Ferguson missed deadlines in consent decree with DOJ
The manager of the city said although they have missed deadlines, they are now moving "in the right direction"
By Jim Salter and Eric Tucker
FERGUSON, Mo. — Ferguson officials have missed critical deadlines in the early stages of an agreement with the Justice Department, but the manager of the beleaguered Missouri city said the process is now moving "in the right direction."
Clark Ervin, a Washington lawyer monitoring the consent decree involving the St. Louis suburb that has been under Justice Department scrutiny since the fatal 2014 police shooting of Michael Brown, told The Associated Press this week that Ferguson has missed some 120- and 180-day deadlines in crafting new policies and procedures on basic policing practices.
The missed deadlines underscore the challenges police departments can face complying with the sweeping overhauls mandated by the Justice Department, particularly when the troubles are as deeply-rooted as in Ferguson. The progress in Ferguson will be under particular scrutiny given how the city emerged as a flashpoint in the national debate over race and police use of force, and because of the city's initial resistance last year to signing a federal agreement that local officials feared would be too costly.
"While a number of deadlines have been missed, and deadlines are important, that does not mean that the city is not working hard both in terms of police reform and court reform," said Ervin, who is responsible for ensuring the city's compliance with the agreement.
He said the city was working in "good faith" toward meeting the procedures required by the federal government.
"This is difficult work," Ervin said. "Needless to say, there's a lot to be done, but progress is being made."
City Manager De'Carlon Seewood acknowledged that U.S. District Judge Catherine Perry, at a status hearing last month, felt the city was behind. But Seewood said the judge "also recognized we are further ahead than a lot of other places with similar consent decrees."
"It's moving and I think we're moving in the right direction and I see a positive outcome," Seewood said.
Ervin said one problem early on was that the city did not have a designated employee focused specifically on the consent decree. The city hired Frank McCall, formerly the police chief in neighboring Berkeley, Missouri, in October as a police commander tasked with shepherding the agreement. Ervin, Seewood and Justice Department attorneys are confident that will help expedite the process.
Ervin noted that the city had passed an ordinance to set up a civilian review board to handle allegations of police misconduct. Some revised policies, including on the duty to report use of force, have already been judged to comply with the consent decree.
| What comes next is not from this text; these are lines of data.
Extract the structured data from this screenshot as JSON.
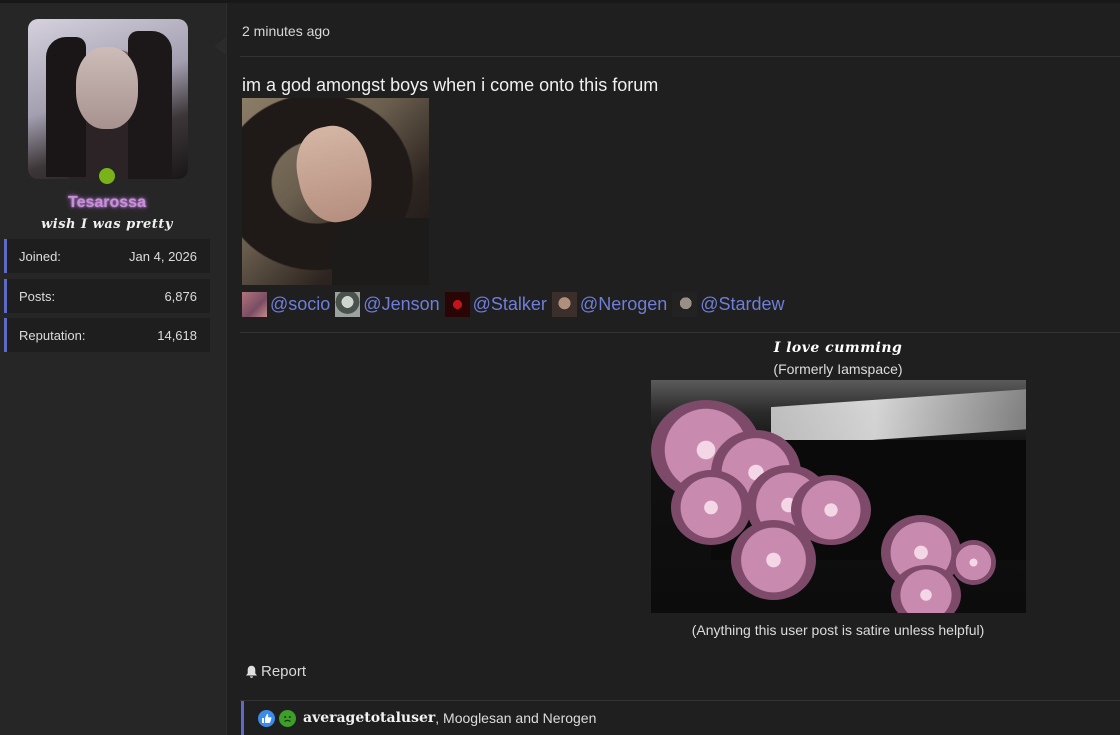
{
  "user": {
    "username": "Tesarossa",
    "title": "wish I was pretty",
    "status": "online",
    "stats": [
      {
        "label": "Joined:",
        "value": "Jan 4, 2026"
      },
      {
        "label": "Posts:",
        "value": "6,876"
      },
      {
        "label": "Reputation:",
        "value": "14,618"
      }
    ]
  },
  "post": {
    "timestamp": "2 minutes ago",
    "text": "im a god amongst boys when i come onto this forum",
    "mentions": [
      {
        "handle": "@socio",
        "avatar": "socio-avatar"
      },
      {
        "handle": "@Jenson",
        "avatar": "jenson-avatar"
      },
      {
        "handle": "@Stalker",
        "avatar": "stalker-avatar"
      },
      {
        "handle": "@Nerogen",
        "avatar": "nerogen-avatar"
      },
      {
        "handle": "@Stardew",
        "avatar": "stardew-avatar"
      }
    ]
  },
  "signature": {
    "title": "I love cumming",
    "former": "(Formerly Iamspace)",
    "footer": "(Anything this user post is satire unless helpful)"
  },
  "actions": {
    "report_label": "Report",
    "report_icon": "bell-icon"
  },
  "reactions": {
    "icons": [
      "like-icon",
      "sick-icon"
    ],
    "first_user": "averagetotaluser",
    "rest": ", Mooglesan and Nerogen"
  },
  "colors": {
    "accent": "#5e6bc4",
    "mention": "#6f7ed8",
    "online": "#7ab317",
    "username_glow": "#c78fd8"
  }
}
Others, including on accountability, are in the process of being reviewed.
The shooting of Brown, 18, who was black and unarmed by white officer Darren Wilson on Aug. 9, 2014, resulted in an examination of Ferguson's criminal justice system that led to a March 2015 Justice Department report citing racial bias. Perry signed off an agreement between the city and the Justice Department last April that called for significant changes in police and court procedures.
Wilson resigned in November 2014, although a St. Louis County grand jury and the Justice Department found no evidence that he committed a crime.
The city's agreement with the Justice Department, expected to cost about $2.3 million over three years, requires diversity training for officers, body cameras for police and jail workers, dashboard cameras for squad cars, establishment of a civilian police oversight board, municipal court reforms and other changes.
The agreement spelled out a series of deadlines for compliance, including that the city within 120 days develop a process for reporting and investigating use of force incidents and provide crisis intervention training within 180 days to call-takers, dispatchers and their supervisors.
A key provision requires community policing, which relies on officers getting involved in neighborhood groups, meeting with people, and generally being pro-active, rather than simply responding to crime. But the city hasn't been able to fully implement community policing because the Ferguson Police Department is so short-staffed: Nearly one-third of the 49 police jobs are vacant.
As a result, Seewood said the city has re-prioritized its goals to put police recruitment — with a special focus of bringing in more minority officers — at the top of the list.
"You can do community policing with our current staff, but you can't do it at the higher level that you want because you are taking care of the day-to-day operations of the police force," Seewood said. "They're going on calls, they're handling those type of services."
Emily Davis, a member of a consent decree-mandated steering committee tasked with helping the city implement community policing, said she's been disappointed by the city's effort so far.
"The city has been so resistant to change because they didn't believe they'd ever done anything wrong," Davis said. "Community policing has not gotten implemented the way it needs to be because they've been dragging their feet."
Ervin said Ferguson officials are contemplating ways to free up officers to do more community policing.
Given the negative publicity surrounding the Ferguson Police Department, the city does face challenges in bringing in new officers.
On the other hand, Ervin said, "An officer could look at it as an opportunity to join a police department that's in the process of reforming itself and is in the national spotlight."